In closing, Dunikoski warned the jury, “They’re good defense attorneys. The state is so concerned that they will say that the victim started it. He was trapped like a rat, he had nowhere else to go. … This was an attack on Ahmaud Arbery. They can’t claim self-defense under the law.”

In the closing arguments of the defense, attorney Jason Sheffield emphasized the law enforcement and Coast Guard background of Gregory McMichael. Sheffield used the video recorded by Bryan on his smartphone from his pickup truck to claim that Travis McMichael believed his life was in danger when he pulled the trigger—after he aimed his shotgun at Arbery, who ran toward McMichael in an effort to take the weapon from him.

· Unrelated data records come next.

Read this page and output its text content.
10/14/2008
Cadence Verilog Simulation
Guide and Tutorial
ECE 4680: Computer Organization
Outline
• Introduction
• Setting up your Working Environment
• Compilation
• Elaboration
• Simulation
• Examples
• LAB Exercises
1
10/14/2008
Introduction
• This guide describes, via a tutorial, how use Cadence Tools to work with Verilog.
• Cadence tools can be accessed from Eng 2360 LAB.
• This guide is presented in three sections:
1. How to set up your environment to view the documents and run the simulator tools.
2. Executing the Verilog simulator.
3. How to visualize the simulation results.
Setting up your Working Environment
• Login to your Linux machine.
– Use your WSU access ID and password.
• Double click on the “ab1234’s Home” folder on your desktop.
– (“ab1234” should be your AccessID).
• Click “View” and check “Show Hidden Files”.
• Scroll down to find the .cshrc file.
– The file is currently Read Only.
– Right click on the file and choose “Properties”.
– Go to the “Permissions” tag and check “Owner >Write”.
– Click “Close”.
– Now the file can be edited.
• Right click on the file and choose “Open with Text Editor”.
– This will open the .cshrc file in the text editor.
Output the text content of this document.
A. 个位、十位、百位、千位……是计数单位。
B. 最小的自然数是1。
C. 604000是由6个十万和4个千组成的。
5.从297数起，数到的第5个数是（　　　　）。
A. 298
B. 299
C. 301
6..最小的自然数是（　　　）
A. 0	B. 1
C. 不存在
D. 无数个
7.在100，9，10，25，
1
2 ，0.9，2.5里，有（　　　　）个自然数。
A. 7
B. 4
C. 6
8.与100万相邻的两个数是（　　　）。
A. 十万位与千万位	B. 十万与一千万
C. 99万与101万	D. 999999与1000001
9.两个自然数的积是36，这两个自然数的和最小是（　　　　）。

Laura Hogue, attorney for the elder McMichael, went on an undisguised racist rant and said the McMichaels had a duty to catch Arbery who was a frightening burglar with “long dirty toenails,” a description that was derived from the victim’s autopsy report. Hogue, furthermore, claimed without proof that Arbery had an intent to steal from the construction site he had visited on multiple occasions.

Kevin Gough, attorney for Bryan, claimed that his client had nothing to do with the death of Arbery. He said, “Roddie Bryan is no vigilante” and that his presence at the scene had no impact on the death of Arbery even though it was clear from the evidence that he jumped in his pickup truck in order to contribute as a wingman for the McMichaels.

Gough even went so far as to claim that Bryan had been “guided by divine providence” and the “hand of God” to the scene so that the jury could have the most important evidence in the case: his cellphone video.

The self-defense claim in the Arbery trial follows close behind the not guilty verdict in the trial of Kyle Rittenhouse in Kenosha, Wisconsin, on Friday. After the teenage vigilante shot to death two men and injured a third in Kenosha during police violence protests on August 25, 2020, a campaign was launched by the far right to lionize Rittenhouse as a hero of self-defense.

In that trial, the fascist sympathizing Judge Bruce Schroeder blocked any discussion of the shooter’s political and ideological motivations for volunteering as a member of a militia group and walking the streets of Kenosha with an AR-15 style assault rifle loaded with 30 rounds, 8 of which he fired against supporters of the protests.

During the closing arguments in Kenosha, the prosecutor presented similar legal reasons for a guilty verdict against Rittenhouse, that self-defense does not apply when the shooter provokes the violence for which he has been charged. Even though the prosecutor said, “You lose the right to self-defense when you’re the one who brought the gun, when you’re the one creating the danger, when you’re the one provoking other people,” Judge Schroeder gave the jury instructions that dismissed any of these considerations from the self-defense claims of Rittenhouse.